VIII- 3 La révolution de la place des patients/parents dans l’amélioration de la qualité des soins

Dans de nombreux domaines de la santé, l’engagement des patients/parents se développe : des patients/parents experts sont recensés, formés et interviennent dans des formations aux étudiants en médecine ou dans d’autres disciplines (IFSI, école de kinésithérapeutes…), les patients/parents sont interrogés sur les priorités à donner aux orientations de la recherche, certains s’investissent dans les projets de recherche en tant que chercheurs, leurs avis ou leurs témoignages sont recueillis en matière de sécurité et de réorganisation des soins (184). Cette évolution semble irréversible et devrait s’accélérer encore avec les usages des nouvelles technologies de l’information dans le suivi des patients à domicile et la gestion des relations entre le patient et l’équipe de soin.

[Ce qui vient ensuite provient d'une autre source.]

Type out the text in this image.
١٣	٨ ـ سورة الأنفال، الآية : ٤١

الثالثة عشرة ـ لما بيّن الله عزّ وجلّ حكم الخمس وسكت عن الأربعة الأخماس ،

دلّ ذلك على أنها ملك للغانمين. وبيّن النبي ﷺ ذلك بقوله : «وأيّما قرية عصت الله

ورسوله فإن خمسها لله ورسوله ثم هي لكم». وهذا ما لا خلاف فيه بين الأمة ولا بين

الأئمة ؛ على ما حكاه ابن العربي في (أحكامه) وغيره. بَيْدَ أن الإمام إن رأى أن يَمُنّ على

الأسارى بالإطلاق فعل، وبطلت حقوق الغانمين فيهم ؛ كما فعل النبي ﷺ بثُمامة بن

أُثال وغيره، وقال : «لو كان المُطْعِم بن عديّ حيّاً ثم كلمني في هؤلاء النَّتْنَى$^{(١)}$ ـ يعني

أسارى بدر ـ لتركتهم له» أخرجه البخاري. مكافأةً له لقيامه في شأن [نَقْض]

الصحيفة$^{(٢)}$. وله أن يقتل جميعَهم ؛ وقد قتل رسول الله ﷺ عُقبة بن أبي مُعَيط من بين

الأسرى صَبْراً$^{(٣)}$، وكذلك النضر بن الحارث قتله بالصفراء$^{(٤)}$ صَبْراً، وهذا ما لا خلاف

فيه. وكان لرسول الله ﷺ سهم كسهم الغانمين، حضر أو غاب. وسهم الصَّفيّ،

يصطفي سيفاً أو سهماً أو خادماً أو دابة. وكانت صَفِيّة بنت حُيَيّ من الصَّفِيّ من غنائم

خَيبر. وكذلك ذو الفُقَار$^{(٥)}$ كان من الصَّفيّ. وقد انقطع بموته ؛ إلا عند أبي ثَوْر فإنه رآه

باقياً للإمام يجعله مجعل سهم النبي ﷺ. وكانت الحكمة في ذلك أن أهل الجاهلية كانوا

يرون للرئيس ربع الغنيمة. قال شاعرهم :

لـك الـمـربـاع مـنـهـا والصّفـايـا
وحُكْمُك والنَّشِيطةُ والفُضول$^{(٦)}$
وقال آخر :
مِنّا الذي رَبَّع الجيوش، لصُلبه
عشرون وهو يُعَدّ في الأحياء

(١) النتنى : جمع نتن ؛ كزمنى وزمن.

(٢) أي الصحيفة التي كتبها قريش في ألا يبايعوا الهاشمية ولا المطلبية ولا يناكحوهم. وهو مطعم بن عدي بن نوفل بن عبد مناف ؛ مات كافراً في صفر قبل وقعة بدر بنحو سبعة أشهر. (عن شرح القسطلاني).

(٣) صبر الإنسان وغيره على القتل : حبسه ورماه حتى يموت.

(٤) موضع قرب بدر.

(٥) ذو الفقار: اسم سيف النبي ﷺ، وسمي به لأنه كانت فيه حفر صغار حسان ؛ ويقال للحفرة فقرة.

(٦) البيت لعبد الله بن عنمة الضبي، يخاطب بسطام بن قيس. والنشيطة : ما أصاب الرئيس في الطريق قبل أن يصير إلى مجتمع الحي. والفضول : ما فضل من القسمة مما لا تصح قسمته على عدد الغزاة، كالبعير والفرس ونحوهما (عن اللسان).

Cette évolution est internationale, même si elle s’inscrit dans la culture du pays et du système de santé qui en est le produit. Dans les pays francophones, le mouvement d’émancipation et d’autonomisation des patients atteints de maladie chronique initié par l’éducation thérapeutique se prolonge dans une dynamique de démocratie citoyenne en santé dont le potentiel dépasse les interventions traditionnelles des associations de patients au niveau du macro-système de soins. Les relais des associations dans tous les établissements ou instances en région sont limités et la portée de leurs actions locales dépendante de quelques individus fortement engagés. Mais le partenariat patient dans l’amélioration des soins ne peut être limité par un manque de couverture de la représentation associative dans tous les centres, alors que les patients/parents suivis dans le centre peuvent s’associer à une dynamique collaborative.

La proposition de représenter l’engagement des patients aux différents niveaux du système de santé semble confirmée par l’expérience du programme qualité dans la mucoviscidose (Fig.2).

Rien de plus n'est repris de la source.